До сих пор помнится то тревожное время, когда по булыжным мостовым гулко топали тяжелые каблуки множества сапог. Оглушительный шаг их давил и расплющивал души людей. Давно не видел он тех марширующих сапог и мундиров с фашистской свастикой, а страх до сих пор не проходит и вряд ли когда пройдет. Здесь, в Советском Союзе, совсем все по-иному, Павел на себе испытал.
Окружающие относились к нему с вниманием и заботливостью.
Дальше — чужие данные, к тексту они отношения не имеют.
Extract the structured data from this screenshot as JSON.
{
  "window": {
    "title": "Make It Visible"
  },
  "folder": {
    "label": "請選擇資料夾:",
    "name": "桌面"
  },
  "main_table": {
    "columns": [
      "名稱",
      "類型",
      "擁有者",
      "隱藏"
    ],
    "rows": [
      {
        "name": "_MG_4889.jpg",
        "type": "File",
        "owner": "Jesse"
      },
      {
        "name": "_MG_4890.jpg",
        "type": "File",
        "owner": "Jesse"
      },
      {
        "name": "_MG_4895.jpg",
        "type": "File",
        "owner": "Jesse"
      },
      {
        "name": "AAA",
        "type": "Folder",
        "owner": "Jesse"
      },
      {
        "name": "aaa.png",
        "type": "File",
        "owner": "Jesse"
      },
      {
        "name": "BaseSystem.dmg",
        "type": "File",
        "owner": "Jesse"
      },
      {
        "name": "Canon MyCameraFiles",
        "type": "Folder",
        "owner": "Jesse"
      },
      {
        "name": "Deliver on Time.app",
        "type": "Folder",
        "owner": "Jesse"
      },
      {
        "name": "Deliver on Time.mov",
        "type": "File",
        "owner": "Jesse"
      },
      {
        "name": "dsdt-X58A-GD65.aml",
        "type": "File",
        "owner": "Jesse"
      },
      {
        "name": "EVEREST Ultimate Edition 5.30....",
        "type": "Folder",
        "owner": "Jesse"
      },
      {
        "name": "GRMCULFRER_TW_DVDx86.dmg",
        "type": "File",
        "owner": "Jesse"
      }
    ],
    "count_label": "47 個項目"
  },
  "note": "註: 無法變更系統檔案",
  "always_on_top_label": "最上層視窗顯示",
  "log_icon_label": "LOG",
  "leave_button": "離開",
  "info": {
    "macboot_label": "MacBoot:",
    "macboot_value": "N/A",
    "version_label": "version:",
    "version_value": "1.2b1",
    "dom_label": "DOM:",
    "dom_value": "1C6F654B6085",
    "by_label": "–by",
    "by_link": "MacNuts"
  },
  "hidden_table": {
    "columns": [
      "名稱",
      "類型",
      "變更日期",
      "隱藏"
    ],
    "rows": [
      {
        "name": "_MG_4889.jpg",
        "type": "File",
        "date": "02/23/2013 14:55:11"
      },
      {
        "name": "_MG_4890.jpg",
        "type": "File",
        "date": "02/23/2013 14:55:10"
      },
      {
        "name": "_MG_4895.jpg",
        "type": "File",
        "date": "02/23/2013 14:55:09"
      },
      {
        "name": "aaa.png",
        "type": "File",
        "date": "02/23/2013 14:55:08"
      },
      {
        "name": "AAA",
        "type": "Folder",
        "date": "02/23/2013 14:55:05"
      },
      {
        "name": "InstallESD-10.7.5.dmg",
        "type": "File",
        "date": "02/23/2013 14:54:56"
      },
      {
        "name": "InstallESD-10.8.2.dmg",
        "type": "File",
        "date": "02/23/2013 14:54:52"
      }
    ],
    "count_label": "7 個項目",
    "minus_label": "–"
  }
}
Уличные мальчишки редко придирались, не обижали, некоторые брали под свою защиту.
— Ты иностранца не трожь, — говорил один другому. — Хоть он и чужак, но свой. Пусть он не нашенский, а все равно наш…
Завести бы дружка смелого и с сильными кулаками, но пока такого Павел еще не встретил. Мальчишки редко звали его в свои компании. Им бы только ватагой носиться по улицам, затевать свои шумные игры и бурные драки. Поэтому от них Павел держался подальше. Куда лучше бродить одному. Уйти к Тоболу, где по берегам растут кусты и деревья. Там спрятаться в густом ивняке и смотреть на воду или плести корзины из гибкой ветлы. Никто не видит, никто не привязывается, не отнимет ножичек, не сломает корзинку. Смотри на воду, слушай голос переката да крики птиц, и больше вроде бы ничего не надо. Далеко в камышах перекликаются лодочники. На середине реки пыхтит пароходик и гудит, приближаясь к пристани. На пристань и на станцию няня Нюся ходить запретила:
— Там сутками обитают всякие беспризорники и хулиганы. С ними связываться, Павлуша, опасно, добру не научат…
Иногда он играл с соседской девочкой, которую все звали Алкой. Полное ее имя Альбертина. А ее сестру звали еще длиннее — Электростанцией. Алка верховодила и командовала Павлом, как хотела. Она часто заставляла его играть с ней в куклы и магазин. Но ему интересней было, когда они рисовали друг друга и от души смеялись над рисунками. Алка надоедала своими выдумками. Тогда Павел готов был от нее бежать и прятаться. Она вдруг требовала, чтобы он поцеловал ее ухо. Откидывала волосы, подставляла мочку и говорила:
— Ну чего ты, не умеешь, что ли?
— Нет, не умею.
— Тебя что, никто не целовал, что ли? — смеялась она.
— Нет, не целовал.
— А меня мама перед сном обязательно целует.
— То мама, а то я.
— Какая разница, — сердится Алка.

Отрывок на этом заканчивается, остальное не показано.